Во вторую военную зиму
«Наша… Советская», — радовалась она.
Машина неслась по шоссе, только ветер свистел да снежная пыль клубилась за бортом. Нина едва успевала считать верстовые столбы. Вот уже и пятнадцать, и двадцать, и двадцать пять.
Одно было плохо — она стала замерзать, чувствовала, что ветер выдувает из-под ее жакета тепло, и его с каждой минутой остается все меньше и меньше. Она ежилась, поджимала под себя ноги, куталась в платок, но холод все больше донимал ее. Но ничего не поделаешь, нужно терпеть, и Нина терпела.
И вдруг она услышала гул. Вначале подумала, что навстречу идет колонна машин, потом поняла, что гул доносится сверху. Она подняла глаза. По ясному зимнему небу с запада на восток летели самолеты. Солнце отражалось на их блестящих крыльях, освещая черные кресты.

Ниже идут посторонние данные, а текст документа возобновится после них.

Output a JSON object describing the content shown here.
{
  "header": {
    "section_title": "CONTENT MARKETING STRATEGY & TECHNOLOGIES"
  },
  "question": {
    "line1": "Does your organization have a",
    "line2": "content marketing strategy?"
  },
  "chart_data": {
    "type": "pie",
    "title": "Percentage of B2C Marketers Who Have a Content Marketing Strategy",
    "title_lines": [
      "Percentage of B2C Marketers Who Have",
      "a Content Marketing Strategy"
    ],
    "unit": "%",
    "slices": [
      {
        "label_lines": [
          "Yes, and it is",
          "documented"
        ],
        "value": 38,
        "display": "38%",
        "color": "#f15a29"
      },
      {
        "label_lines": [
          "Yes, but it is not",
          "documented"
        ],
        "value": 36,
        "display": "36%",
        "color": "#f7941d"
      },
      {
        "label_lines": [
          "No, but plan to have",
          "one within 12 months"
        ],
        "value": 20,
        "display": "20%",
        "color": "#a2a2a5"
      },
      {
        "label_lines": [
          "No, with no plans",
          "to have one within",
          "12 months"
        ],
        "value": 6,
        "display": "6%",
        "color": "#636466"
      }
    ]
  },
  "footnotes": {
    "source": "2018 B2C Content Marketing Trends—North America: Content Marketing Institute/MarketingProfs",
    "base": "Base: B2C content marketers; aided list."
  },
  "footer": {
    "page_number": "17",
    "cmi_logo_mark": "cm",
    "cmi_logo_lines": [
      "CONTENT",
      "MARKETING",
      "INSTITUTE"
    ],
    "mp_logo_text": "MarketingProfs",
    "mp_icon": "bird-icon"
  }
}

Нина сжалась. В последнее время она помимо воли, как только услышит рокот самолета, как только увидит распятый на его брюхе крест, сжимается от страха. Вот и теперь, хотя и понимала, что здесь самолеты вряд ли будут сбрасывать бомбы, что они везут свой груз куда-то дальше, все равно сжалась от страха. Пока самолеты перелетали шоссе, пока гудели прямо над ее головой, она сидела зажмурившись, ожидая уже знакомого свиста и взрыва. Гул вскоре начал утихать, и Нина открыла глаза.
Самолеты летели на восток. Может, на Москву… Сколько их… Не сосчитать. Очень много… Столько же налетело их тогда на Минск, утром двадцать четвертого…
Что она тогда делала? Ага, собиралась на работу. Чтоб собрать денег на зимнее пальто, на туфли, она решила во время летних каникул поработать. Устроилась подчитчицей в типографию.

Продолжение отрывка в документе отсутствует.